Thursday, January 11, 2007

Satantango

A nice overview of Laszlo Krasz's (let's call him by this short name, okay?) yet untranslated novel Satantango:

Satan Tango is a novel about trust and its betrayal in many forms. The message is bleak: anyone who invests trust and hope in anything or anyone is almost bound to be disappointed and can only blame themselves for giving that trust and hope in the first place. There is certainly no redemption or transcendence to be had in this world.

via complete review

Reading the extracts it looks very similar to The Melancholy of Resistance both in style and in content. Direct speech in brackets, with cliches and flowery expressions, though not all of them, mercilessly strangled within quotes.
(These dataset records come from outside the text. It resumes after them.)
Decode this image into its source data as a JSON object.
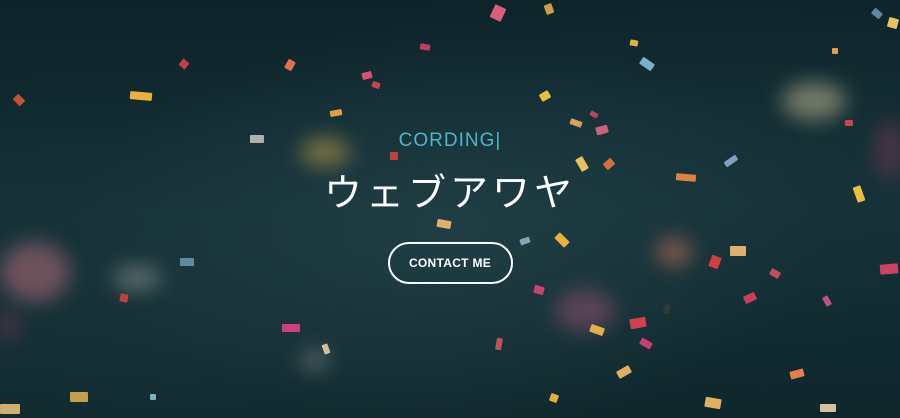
{
  "hero": {
    "subtitle": "CORDING",
    "cursor": "|",
    "title": "ウェブアワヤ",
    "contact_label": "CONTACT ME"
  },
  "colors": {
    "background": "#0f2a30",
    "accent": "#4fb4c9",
    "title": "#ffffff"
  }
}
I hope George Szirtes, whose translation of Melancholy was absolutely wonderful (in the sense that there was a consistent and idiosyncratic tone and voice in the prose, I of course can't say how faithful it was), is working on it next.
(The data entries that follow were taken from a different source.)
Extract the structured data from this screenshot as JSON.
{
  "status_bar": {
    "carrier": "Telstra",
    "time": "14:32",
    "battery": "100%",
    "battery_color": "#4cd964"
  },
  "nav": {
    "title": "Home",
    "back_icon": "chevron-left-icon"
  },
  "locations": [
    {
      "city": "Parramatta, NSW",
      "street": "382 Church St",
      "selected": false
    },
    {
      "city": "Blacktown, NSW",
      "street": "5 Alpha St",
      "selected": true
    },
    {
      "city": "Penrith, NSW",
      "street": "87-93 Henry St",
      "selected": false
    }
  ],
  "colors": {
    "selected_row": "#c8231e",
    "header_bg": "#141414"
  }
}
From the same HLO website, an earlier profile of Krasz.

You can of course watch the movie anytime. DVDs for both region 1 and 2 are available now (the later is one of the best DVDs of the year in this poll). It is not hard to understand why the world of movies is less respectful to borders of language and nationality. It is so easy to translate the subtitles of this movie for example. There are so few dialogues!
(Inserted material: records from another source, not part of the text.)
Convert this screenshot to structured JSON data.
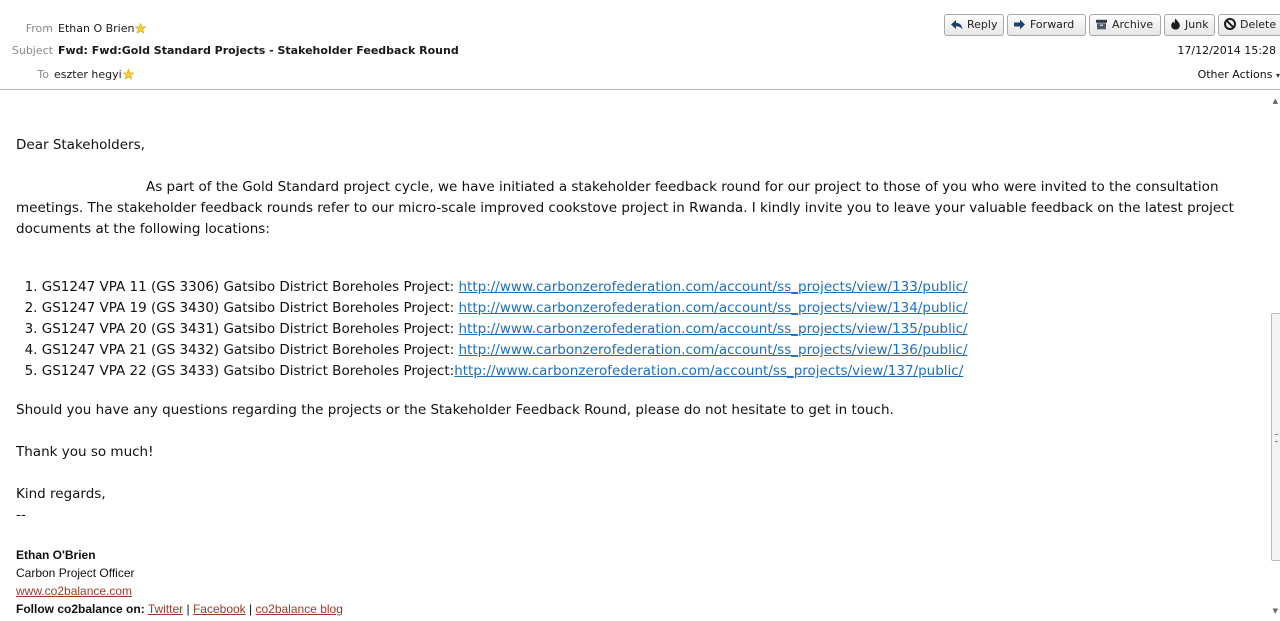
{
  "header": {
    "from_label": "From",
    "from_value": "Ethan O Brien",
    "subject_label": "Subject",
    "subject_value": "Fwd: Fwd:Gold Standard Projects - Stakeholder Feedback Round",
    "to_label": "To",
    "to_value": "eszter hegyi",
    "date": "17/12/2014 15:28",
    "other_actions": "Other Actions"
  },
  "toolbar": {
    "reply": "Reply",
    "forward": "Forward",
    "archive": "Archive",
    "junk": "Junk",
    "delete": "Delete"
  },
  "body": {
    "greeting": "Dear Stakeholders,",
    "intro": "As part of the Gold Standard project cycle, we have initiated a stakeholder feedback round for our project to those of you who were invited to the consultation meetings.  The stakeholder feedback rounds refer to our micro-scale improved cookstove project in Rwanda. I kindly invite you to leave your valuable feedback on the latest project documents at the following locations:",
    "projects": [
      {
        "num": "1.",
        "text": "GS1247 VPA 11 (GS 3306) Gatsibo District Boreholes Project: ",
        "url": "http://www.carbonzerofederation.com/account/ss_projects/view/133/public/"
      },
      {
        "num": "2.",
        "text": "GS1247 VPA 19 (GS 3430)  Gatsibo District Boreholes Project: ",
        "url": "http://www.carbonzerofederation.com/account/ss_projects/view/134/public/"
      },
      {
        "num": "3.",
        "text": "GS1247 VPA 20 (GS 3431)  Gatsibo District Boreholes Project: ",
        "url": "http://www.carbonzerofederation.com/account/ss_projects/view/135/public/"
      },
      {
        "num": "4.",
        "text": "GS1247 VPA 21 (GS 3432)  Gatsibo District Boreholes Project: ",
        "url": "http://www.carbonzerofederation.com/account/ss_projects/view/136/public/"
      },
      {
        "num": "5.",
        "text": "GS1247 VPA 22 (GS 3433) Gatsibo District Boreholes Project:",
        "url": "http://www.carbonzerofederation.com/account/ss_projects/view/137/public/"
      }
    ],
    "questions": "Should you have any questions regarding the projects or the Stakeholder Feedback Round, please do not hesitate to get in touch.",
    "thanks": "Thank you so much!",
    "regards": "Kind regards,",
    "dashes": "--"
  },
  "signature": {
    "name": "Ethan O'Brien",
    "title": "Carbon Project Officer",
    "website": "www.co2balance.com",
    "follow_label": "Follow co2balance on:",
    "twitter": "Twitter",
    "facebook": "Facebook",
    "blog": "co2balance blog",
    "separator": "|"
  },
  "colors": {
    "link": "#1f6fbf",
    "signature_link": "#9e3b26",
    "header_label": "#8a8a8a"
  },
  "icons": {
    "reply": "reply-arrow-icon",
    "forward": "forward-arrow-icon",
    "archive": "archive-box-icon",
    "junk": "fire-icon",
    "delete": "no-entry-icon",
    "star": "star-icon"
  }
}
This is another nice article by Tim Wilkinson, who wrote the one on Satantango, on translating literary fiction:
Still, the question remains: Why does anyone translate? The above authors share the feature that, besides writing marvellously distinctive Hungarian prose, they offer fresh and highly individual approaches to how one thinks about the world – above all, about history and personal identity. That, surely, is the whole point of serious literature. By contrast, most UK writers are, in my view, terminally derivative and boring, and an infusion of new thinking would not come amiss there or in the US. The bottom line was well expressed by Ezra Pound in The ABC of Reading: "The sum of human wisdom is not contained in any one language, and no single language is CAPABLE of expressing all forms and degrees of human comprehension." Moreover, noted Pound, "If a nation's literature declines, the nation atrophies and decays."